For decades the oak tree was a well known and respected land mark in town. For many it was thought to mark the symbolic spot, a mitzvah, where God was first asked to protect the town. It was cherished by the locals in the same way a beach shore rock was honored by the residents of Plymouth, Mass.
In time, the tree grew old, decayed and fell down. All that was left was a stump sticking out of the pasture on the farm of Squire John McMurphy. Still pilgrimages were made to the site where the oak tree once stood. After the squire’s death, the farm passed to his son Robert.
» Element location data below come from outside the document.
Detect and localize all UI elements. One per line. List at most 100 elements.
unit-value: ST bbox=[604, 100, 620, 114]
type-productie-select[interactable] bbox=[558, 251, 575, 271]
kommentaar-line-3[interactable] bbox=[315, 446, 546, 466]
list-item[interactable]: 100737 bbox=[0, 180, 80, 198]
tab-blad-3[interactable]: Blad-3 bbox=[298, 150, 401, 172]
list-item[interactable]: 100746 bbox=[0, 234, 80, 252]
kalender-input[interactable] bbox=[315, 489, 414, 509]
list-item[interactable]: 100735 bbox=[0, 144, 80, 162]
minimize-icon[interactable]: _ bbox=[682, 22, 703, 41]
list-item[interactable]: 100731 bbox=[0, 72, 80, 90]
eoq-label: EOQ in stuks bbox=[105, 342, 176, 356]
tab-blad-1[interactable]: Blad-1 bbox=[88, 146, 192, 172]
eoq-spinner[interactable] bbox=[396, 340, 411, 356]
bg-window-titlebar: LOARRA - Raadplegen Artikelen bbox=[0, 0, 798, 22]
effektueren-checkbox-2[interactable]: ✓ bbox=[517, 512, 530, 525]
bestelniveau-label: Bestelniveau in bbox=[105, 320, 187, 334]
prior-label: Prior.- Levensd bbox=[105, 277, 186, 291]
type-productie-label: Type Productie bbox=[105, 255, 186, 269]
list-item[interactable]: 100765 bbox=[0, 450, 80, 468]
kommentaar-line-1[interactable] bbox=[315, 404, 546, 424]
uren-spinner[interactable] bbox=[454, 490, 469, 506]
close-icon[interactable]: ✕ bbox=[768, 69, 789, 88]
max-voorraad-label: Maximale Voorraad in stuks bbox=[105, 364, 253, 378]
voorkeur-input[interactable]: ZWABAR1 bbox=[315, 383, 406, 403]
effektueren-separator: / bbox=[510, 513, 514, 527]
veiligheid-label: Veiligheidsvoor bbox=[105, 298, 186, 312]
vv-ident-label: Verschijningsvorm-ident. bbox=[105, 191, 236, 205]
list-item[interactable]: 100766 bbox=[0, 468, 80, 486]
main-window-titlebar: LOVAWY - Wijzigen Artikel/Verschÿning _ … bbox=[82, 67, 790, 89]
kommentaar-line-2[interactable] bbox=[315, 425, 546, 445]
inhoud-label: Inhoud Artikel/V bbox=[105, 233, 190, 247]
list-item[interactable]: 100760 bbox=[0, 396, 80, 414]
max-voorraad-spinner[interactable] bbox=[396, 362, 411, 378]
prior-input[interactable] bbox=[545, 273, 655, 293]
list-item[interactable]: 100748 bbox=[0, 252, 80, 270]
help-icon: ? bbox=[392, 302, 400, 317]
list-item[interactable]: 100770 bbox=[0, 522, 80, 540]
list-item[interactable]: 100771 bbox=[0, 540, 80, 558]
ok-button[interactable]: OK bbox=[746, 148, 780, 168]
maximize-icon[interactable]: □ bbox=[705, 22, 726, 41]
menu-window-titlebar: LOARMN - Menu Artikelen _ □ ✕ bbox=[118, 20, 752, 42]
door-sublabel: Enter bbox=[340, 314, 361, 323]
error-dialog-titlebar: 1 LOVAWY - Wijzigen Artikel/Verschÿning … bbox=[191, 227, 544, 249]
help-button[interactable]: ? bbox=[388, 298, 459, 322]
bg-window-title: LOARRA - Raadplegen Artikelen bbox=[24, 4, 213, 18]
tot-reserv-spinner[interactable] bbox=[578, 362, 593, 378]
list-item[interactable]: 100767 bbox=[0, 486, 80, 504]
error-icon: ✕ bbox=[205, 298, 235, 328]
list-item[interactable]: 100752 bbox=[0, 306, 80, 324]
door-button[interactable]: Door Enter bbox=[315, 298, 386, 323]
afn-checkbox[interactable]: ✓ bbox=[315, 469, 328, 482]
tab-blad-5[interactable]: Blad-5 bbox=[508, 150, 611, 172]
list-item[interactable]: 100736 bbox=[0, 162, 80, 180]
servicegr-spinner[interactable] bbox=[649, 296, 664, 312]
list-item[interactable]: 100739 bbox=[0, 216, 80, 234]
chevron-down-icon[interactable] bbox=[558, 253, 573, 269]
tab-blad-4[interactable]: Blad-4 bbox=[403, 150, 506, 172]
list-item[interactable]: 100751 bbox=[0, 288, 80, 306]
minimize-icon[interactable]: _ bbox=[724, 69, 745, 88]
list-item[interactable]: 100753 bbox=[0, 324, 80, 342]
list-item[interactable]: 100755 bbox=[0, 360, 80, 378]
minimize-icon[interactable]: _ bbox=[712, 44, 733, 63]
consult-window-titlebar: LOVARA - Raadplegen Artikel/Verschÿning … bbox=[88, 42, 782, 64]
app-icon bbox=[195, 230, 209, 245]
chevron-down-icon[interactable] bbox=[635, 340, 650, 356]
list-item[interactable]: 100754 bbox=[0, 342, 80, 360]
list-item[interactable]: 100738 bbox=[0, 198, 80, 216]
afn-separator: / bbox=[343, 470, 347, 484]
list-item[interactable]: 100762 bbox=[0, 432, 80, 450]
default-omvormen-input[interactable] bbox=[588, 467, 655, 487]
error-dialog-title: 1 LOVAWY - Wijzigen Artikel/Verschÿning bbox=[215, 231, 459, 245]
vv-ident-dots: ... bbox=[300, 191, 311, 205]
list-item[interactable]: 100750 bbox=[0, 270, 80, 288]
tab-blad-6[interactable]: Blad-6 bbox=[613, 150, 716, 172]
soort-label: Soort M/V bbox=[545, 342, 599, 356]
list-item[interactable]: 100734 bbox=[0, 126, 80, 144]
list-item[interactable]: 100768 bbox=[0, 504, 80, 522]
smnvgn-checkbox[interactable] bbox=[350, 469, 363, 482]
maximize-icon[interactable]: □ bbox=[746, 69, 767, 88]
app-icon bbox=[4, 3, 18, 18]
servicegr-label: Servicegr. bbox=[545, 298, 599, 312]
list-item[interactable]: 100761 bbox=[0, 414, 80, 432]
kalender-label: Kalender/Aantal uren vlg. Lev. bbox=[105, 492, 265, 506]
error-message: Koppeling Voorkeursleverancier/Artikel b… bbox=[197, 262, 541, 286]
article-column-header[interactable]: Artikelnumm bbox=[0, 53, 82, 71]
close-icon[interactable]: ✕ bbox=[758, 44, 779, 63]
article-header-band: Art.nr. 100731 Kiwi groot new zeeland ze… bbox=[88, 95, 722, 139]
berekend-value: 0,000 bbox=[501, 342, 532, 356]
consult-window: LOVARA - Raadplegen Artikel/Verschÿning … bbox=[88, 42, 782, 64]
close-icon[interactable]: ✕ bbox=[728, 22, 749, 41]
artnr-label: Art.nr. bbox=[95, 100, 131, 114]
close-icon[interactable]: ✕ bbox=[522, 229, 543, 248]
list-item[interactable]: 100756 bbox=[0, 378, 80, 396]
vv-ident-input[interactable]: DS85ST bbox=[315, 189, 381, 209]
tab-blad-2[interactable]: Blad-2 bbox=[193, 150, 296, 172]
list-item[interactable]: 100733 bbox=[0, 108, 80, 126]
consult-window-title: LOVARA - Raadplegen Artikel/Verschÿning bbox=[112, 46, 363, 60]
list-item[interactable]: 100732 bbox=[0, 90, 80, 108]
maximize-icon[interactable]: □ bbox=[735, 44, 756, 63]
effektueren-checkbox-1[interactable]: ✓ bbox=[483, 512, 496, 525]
His two sons, John and Robert Jr., were given the responsibility of plowing the hillside field that sloped down to Beaver Lake.
After a few years of plowing around the stump, the two brothers decided that enough was enough and plowed it up to “make an end to their troubles.” When the fate of the stump became known, their father was not happy. He scolded them harshly and as punishment made them plant an apple tree on the exact spot where the tree had once stood.
Years later, the fruit tree succumbed to the effects of the weather and old age. It was quickly hauled away and replaced by another apple tree. When this tree in turn died, a stone cairn, a couple feet high, was erected on the spot. In 1919, on Nutfield’s 200th birthday, this pile of rocks was marked by a sign explaining the site’s importance to the history of the town. In time however, the landowner got tired of tourist tromping through the back yard of his North Shore Road house. To keep them away, he knocked down the cairn and scattered the stones.